I rang her this morning. She told me it was eerily still. No birds. Not a breath of wind. I asked if she was okay. "Oh yeah," she said. "Just waiting."

"You're not leaving?"

"Where would we go?" She has a point. The storm is apparently 500km across and due to go as far inland as Mt Isa. It is big.

A is the most practical woman I know. I travelled in Europe with her for two years and it is because of her that I managed to find my way home. I have the sense of direction of an indoor plant. She is a homing pigeon. We would walk out of a hostel and I would unerringly turn in the wrong direction - away from the station/church/okay, pub that we were looking for. She would gently grab my arm and haul me and my backpack back on track.

I am sweating for her. In more ways than one.

Fingers crossed for a cool change in the Fibro - and an all-clear text from Cousin A.

A light breeze is a blessing. The rest Mother Nature can keep.

Update: finally got that text: All well here. Relief all round.

Tuesday, February 1, 2011

What is real?

Always good with a difficult question, Mr4 surpassed himself yesterday.

"How do you know something is real?" he asked.

Immediately, I was transported back to Philosophy 101 at Sydney University during my much-briefer-than-it-should-have-been flirtation with an Arts degree. A dark, institutional-green room. Cold. Full of mature-age students (I went to uni at 20, after I'd started my cadetship).
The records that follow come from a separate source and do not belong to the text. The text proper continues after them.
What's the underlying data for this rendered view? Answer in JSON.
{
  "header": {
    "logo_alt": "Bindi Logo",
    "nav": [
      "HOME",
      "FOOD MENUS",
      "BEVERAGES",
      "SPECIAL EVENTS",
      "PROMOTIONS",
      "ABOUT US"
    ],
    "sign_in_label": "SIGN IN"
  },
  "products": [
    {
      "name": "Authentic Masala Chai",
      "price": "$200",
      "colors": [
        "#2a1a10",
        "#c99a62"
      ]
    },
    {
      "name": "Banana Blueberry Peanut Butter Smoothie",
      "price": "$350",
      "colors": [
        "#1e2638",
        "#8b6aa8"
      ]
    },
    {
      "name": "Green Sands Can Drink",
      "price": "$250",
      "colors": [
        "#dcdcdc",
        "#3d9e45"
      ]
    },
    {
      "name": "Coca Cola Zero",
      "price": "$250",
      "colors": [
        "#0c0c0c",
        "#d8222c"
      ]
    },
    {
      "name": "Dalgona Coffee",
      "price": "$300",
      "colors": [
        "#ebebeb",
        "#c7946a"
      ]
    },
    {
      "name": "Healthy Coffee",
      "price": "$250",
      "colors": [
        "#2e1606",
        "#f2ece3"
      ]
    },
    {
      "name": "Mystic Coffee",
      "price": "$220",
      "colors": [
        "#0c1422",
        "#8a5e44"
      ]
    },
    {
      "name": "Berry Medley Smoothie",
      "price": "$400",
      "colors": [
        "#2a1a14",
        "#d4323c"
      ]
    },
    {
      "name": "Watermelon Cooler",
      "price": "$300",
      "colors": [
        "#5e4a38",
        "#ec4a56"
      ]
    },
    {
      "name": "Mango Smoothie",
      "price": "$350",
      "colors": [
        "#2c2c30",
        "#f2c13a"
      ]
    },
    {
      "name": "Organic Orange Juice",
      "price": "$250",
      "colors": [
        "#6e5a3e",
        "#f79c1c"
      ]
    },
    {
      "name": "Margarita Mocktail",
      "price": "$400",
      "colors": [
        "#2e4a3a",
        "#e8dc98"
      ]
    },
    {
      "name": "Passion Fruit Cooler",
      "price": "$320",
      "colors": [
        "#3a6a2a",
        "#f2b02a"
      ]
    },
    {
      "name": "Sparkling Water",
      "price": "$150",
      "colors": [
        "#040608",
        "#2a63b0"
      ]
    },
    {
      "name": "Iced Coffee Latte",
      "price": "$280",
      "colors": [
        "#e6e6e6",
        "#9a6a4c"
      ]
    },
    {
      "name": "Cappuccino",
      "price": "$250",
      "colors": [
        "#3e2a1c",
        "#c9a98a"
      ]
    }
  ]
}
I wanted to read the texts, have a quick chat, go home. Everyone else wanted to debate the nature of a chair ad nauseum, working on the theory that if they spoke the loudest, they'd win the argument.

My mind flicked back and forth through remembered snippets of Plato, Socrates, Aristotle. How does 'I think therefore I am' relate to reality? Perception versus reality? I remember doing something on beauty. What makes us beautiful? Is something innately beautiful, or do we make it so?

None of this proves helpful. Mr4 is still looking at me, questioning, wondering. I think some more.

He is four.

"If you can touch it, it's real," I finally say.

"Oh, okay," he says, turning back to LazyTown.

Conversation over. And I didn't even have to bring up Alla Hoo Hoo. If only everything in life were so simple.